Veteranos marcados por la brutalidad de la guerra

Reynaldo Leal Jr. aprendió de forma muy dura que una cosa es decir "voy a la guerra" y otra es estar en la guerra.

La pétrea lección la recibió en la ciudad iraquí de Faluya, donde combatió como sargento de la infantería de marina de Estados Unidos durante la operación "Furia Fantasma" llevada a cabo en 2004.

"Nunca se sabe lo que es la guerra hasta que te encuentras cara a cara con ella", dijo Leal a BBC Mundo, al recordar lo que constituyó uno de los más feroces combates entre rebeldes y las fuerzas estadounidenses en Irak.

El veterano indicó que al decidir a los 20 años ingresar en la infantería de marina de EE.UU. con la ilusión de servir a su país, jamás se imaginó que tomaría parte en "algo tan brutal y tan feo (como lo que ocurrió) en Faluya".

Hoy, siete años después y tras haber combatido en Irak en dos ocasiones, afirma que la experiencia como soldado "me hizo crecer como un ser humano y puedo decir que no me gusta la guerra".

El ex marine se refirió a los horrores sufridos en Irak por la muerte de sus compañeros de combate y la destrucción causada a un país extranjero.

"Crecí muy rápido", agregó. "Al Reynaldo Leal de 2003 lo vi como un niño inmaduro que no pensaba cómo iba a ser la guerra y el Reynaldo Leal de 2004 que estaba en la guerra ya era un hombre".

"No podía dormir"

Image caption Leal quiere ahora cumplir su promesa de obtener un título universitario

Leal abandonó las armas en 2008 cuando terminó su contrato con la infantería de marina de EE.UU. El hijo de inmigrantes mexicanos reside ahora en su ciudad natal de Edinburg, en Texas, junto a su esposa Ashley y su hijo de dos años. Cursa estudios universitarios de geología en el South Texas College.

Pero para llegar a tener una vida "normal" el ex marine tuvo que recorrer un camino muy dificultoso.

"Hubo noches en que no podía dormir", cuenta a BBC Mundo. "Hubo días que no quería hacer nada".

Sin embargo, dijo que se vio en la obligación de superar las dificultades psíquicas que heredó de su servicio militar para cumplir con la promesa que le hizo a sus padres de terminar su carrera universitaria una vez saliera de la armada.

Explicó que sus padres, "siendo de México, ellos estaban muy agradecidos de que yo serví a mi país, pero mi madre siempre quiso que yo agarrara un grado universitario".

El Memorial Day

Este lunes se celebra en EE.UU. el Memorial Day, día en que se recuerda a los soldados fallecidos pero que para la mayoría de estadounidenses es la fecha que marca el inicio de las vacaciones de verano.

No obstante para Leal, éste será un día de reflexión.

"Para los que hemos ido a la guerra y las familias de la gente que ha ido y no ha regresado no es un día feliz, sino un día para reflexionar sobre qué debo hacer para que mis amigos que no regresaron se sientan orgullosos de mi", exclamó el ex marine.
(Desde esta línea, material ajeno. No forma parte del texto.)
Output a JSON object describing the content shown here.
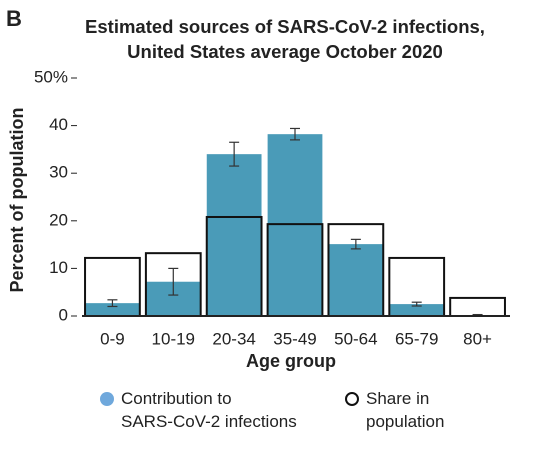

Su deseo es que otros hagan lo mismo. "Hay maneras en las que la gente se puede involucrar y tomarse aunque sea un minuto y recordar a estas personas que no pudieron regresar".

Un triste recuerdo

El recuerdo de los soldados que perecieron en combates ha marcado también a María Jiménez, quien sigue activa como sargento del ejército de EE.UU. tras servir en la guerra en Afganistán entre 2007 y 2008.

Jiménez es técnico en computadoras y su trabajo lo realizaba en la base estadounidense de Bagram, pero recordó la dura experiencia de ver pasar los ataúdes de los soldados que se iban a las zonas de combate y no regresaban.

"Teníamos que ir y rendirles respeto y eso era muy triste; teníamos que saludar mientras pasaban los vehículos y veíamos nueve, diez, ataúdes que pasaban", dijo a BBC Mundo la soldado.

Al igual que Leal, Jiménez afirma que haber estado en la guerra la transformó.

"Cambió mi vida porque uno se siente atrapado, porque hay muchas cosas que no podíamos hacer. Siempre teníamos que cargar nuestras armas, no podíamos salir fuera del campamento y todo el tiempo teníamos que llevar el uniforme puesto", agregó la sargento quien actualmente se encuentra destacada en la base militar de Maryland, en el noreste de EE.UU.

Sin embargo, a pesar de la dura experiencia, Jiménez piensa renovar su contrato con el ejército el año que viene.

"Si yo tuviera la decisión de volver (a la guerra) no volvería. Pero si me envían no me queda otra que ir", añadió Jiménez.